You can learn big things from something small — even something as tiny as a shrew.
In the Sept. 27 issue of the journal Science, José Renato Pinto, Ph.D., a researcher in the FSU College of Medicine’s Department of Biomedical Sciences, provides insight into research published by a multi-national team led by William Joyce from Aarhus University, Denmark, and the University of Manchester, United Kingdom.
Pinto wrote a “Perspective” article on Joyce’s work, which focuses on a specific protein and the gene that produces it, which enable the heart to contract and relax. This research can lead to eventual treatments for people with heart disease.
To study the role specific proteins play in heart contraction and relaxation, Joyce’s team turned to shrews and moles. These small mammals, along with others such as bats, have notoriously high resting heart rates — a shrew’s heart can beat up to 1,500 times per minute. This begs the question: How can this animal’s heart beat so quickly to give the heart enough time to refill with blood for the next contraction cycle.
The answer: the TNNI3 gene and the shrew’s ability to produce a shorter form of a protein that enables the heart to relax quickly.
As an evolutionary adaptation, a small portion of the TNNI3 gene is inactivated in shrews, but not in humans. In people, the TNNI3 gene produces the full-length protein, unedited, and it possesses a different mechanism for the heart to cope with fast beats. Uniquely, bats can produce both the long and short version of the protein, as needed.
“Diastolic heart failure is common in older adults, yet, at present, there are no treatments that specifically target the root cause of impaired diastolic function,” Pinto said. “They (Joyce and team) are showing a possible solution to the problem — you could accelerate the relaxation by possibly editing the TNNI3 gene. It might be a more straight-forward, direct therapy to the root cause of the problem.”
In his article, Pinto points out that the editing and splicing of genes is already showing promise in the treatment of some types of Duchenne muscular dystrophy, but more research needs to be done.

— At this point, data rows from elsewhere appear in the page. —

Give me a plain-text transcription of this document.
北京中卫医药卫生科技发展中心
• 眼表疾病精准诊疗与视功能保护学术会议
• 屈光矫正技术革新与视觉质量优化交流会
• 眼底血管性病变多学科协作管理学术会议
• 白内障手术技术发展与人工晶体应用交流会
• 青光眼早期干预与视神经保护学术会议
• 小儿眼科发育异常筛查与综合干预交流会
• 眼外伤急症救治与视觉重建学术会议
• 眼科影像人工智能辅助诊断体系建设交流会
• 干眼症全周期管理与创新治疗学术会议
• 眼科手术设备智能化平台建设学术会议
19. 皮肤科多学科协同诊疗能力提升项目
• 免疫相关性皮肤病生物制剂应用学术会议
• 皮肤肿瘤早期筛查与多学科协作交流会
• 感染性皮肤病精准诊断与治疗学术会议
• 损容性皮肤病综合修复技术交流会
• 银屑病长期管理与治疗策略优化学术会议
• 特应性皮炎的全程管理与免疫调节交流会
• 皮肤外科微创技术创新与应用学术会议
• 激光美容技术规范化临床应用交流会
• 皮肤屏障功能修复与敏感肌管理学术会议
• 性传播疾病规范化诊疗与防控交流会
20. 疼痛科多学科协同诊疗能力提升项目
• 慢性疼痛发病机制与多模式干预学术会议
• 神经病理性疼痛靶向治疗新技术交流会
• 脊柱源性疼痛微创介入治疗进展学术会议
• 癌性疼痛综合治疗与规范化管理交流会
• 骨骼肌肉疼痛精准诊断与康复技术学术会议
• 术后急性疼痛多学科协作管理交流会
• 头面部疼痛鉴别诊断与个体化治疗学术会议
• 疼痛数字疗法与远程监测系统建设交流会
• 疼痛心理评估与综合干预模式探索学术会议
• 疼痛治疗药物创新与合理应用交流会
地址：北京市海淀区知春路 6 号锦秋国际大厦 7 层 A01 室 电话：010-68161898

“Basic science, including evolution-based studies, is crucial for us to understand the fundamental basis of the cells — the biological processes,” Pinto said. “If you don’t know how the proteins work inside the cell, how could you propose a new treatment for human diseases? That’s what we do here in my lab. Once we have this basic knowledge, then we can try to understand how the system is altered during diseases. And then we can propose a new therapeutic strategy. But until we understand how things work, we really can’t do anything to treat these patients or treat the root causes. We need to know how the system works.”
What makes Joyce’s work unique is that it looks to nature for solutions.
“I applaud what Joyce and the team did,” Pinto said. “I think that going back and looking at what nature did during evolution is important — and this is how I came up with the title to my article: ‘Can evolution-based studies inform modern medicine?’”
Pinto added, the way Joyce and team ended their article sums it up best: “By studying the hearts of small mammals with exceptionally high heart rates, we show that nature realized the solution to habitually accelerate diastolic relaxation long before modern biomedicine.”
Maicon Landim-Vieira, a postdoctoral fellow in the Department of Biomedical Sciences, also contributed to the “Perspective” article.